Is there anything wrong with this approach?

One concern of mine is that the cumulative incidence (ie, probability of event over the given time period) comes from a population that did not have 0 exposure. In fact, it's reasonable to assume that the value i'm using for an intercept is actually from a population that has an exposure variability similar to mine. In that case, how would I estimate the unexposed probability given an odds ratio (and other information that I would find in say, a published paper) to use in my power calculation?

## Best Answer

I'm skirting around the question on your simulation set up, and addressing the wider question of determining sample size in this scenario.

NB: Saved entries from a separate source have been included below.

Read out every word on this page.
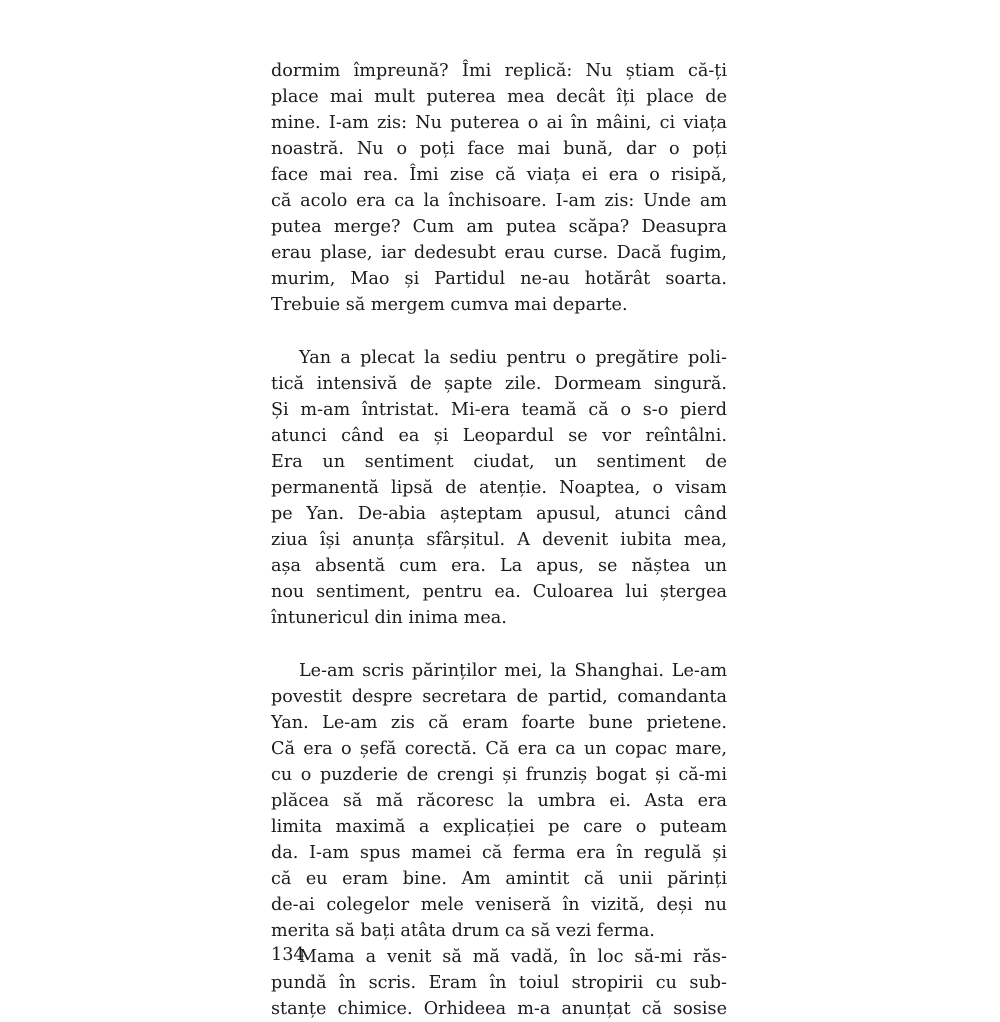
dormim împreună? Îmi replică: Nu știam că-ți
place mai mult puterea mea decât îți place de
mine. I-am zis: Nu puterea o ai în mâini, ci viața
noastră. Nu o poți face mai bună, dar o poți
face mai rea. Îmi zise că viața ei era o risipă,
că acolo era ca la închisoare. I-am zis: Unde am
putea merge? Cum am putea scăpa? Deasupra
erau plase, iar dedesubt erau curse. Dacă fugim,
murim, Mao și Partidul ne-au hotărât soarta.
Trebuie să mergem cumva mai departe.

Yan a plecat la sediu pentru o pregătire poli-
tică intensivă de șapte zile. Dormeam singură.
Și m-am întristat. Mi-era teamă că o s-o pierd
atunci când ea și Leopardul se vor reîntâlni.
Era un sentiment ciudat, un sentiment de
permanentă lipsă de atenție. Noaptea, o visam
pe Yan. De-abia așteptam apusul, atunci când
ziua își anunța sfârșitul. A devenit iubita mea,
așa absentă cum era. La apus, se năștea un
nou sentiment, pentru ea. Culoarea lui ștergea
întunericul din inima mea.

Le-am scris părinților mei, la Shanghai. Le-am
povestit despre secretara de partid, comandanta
Yan. Le-am zis că eram foarte bune prietene.
Că era o șefă corectă. Că era ca un copac mare,
cu o puzderie de crengi și frunziș bogat și că-mi
plăcea să mă răcoresc la umbra ei. Asta era
limita maximă a explicației pe care o puteam
da. I-am spus mamei că ferma era în regulă și
că eu eram bine. Am amintit că unii părinți
de-ai colegelor mele veniseră în vizită, deși nu
merita să bați atâta drum ca să vezi ferma.

Mama a venit să mă vadă, în loc să-mi răs-
pundă în scris. Eram în toiul stropirii cu sub-
stanțe chimice. Orhideea m-a anunțat că sosise

134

You could turn the question on its head (as I understand your question -- a binomial outcome, one continuous predictor) and then determine the power to detect a difference in means of the continuous predictor between the two groups on your binary variable. This is very easy to calculate. From a hypothesis testing perspective, these two analyses should give identical p-values, and so power for the two scenarios should also be equivalent.

see also some of the discussion on Choosing between logistic regression and Mann Whitney/t-tests for details on this.

More detailed consideration is in the following article on sample size considerations for logistic regression by Hsieh et al. (pubmed: http://www.ncbi.nlm.nih.gov/pubmed/9699234; full paper available at http://personal.health.usf.edu/ywu/logistic.pdf)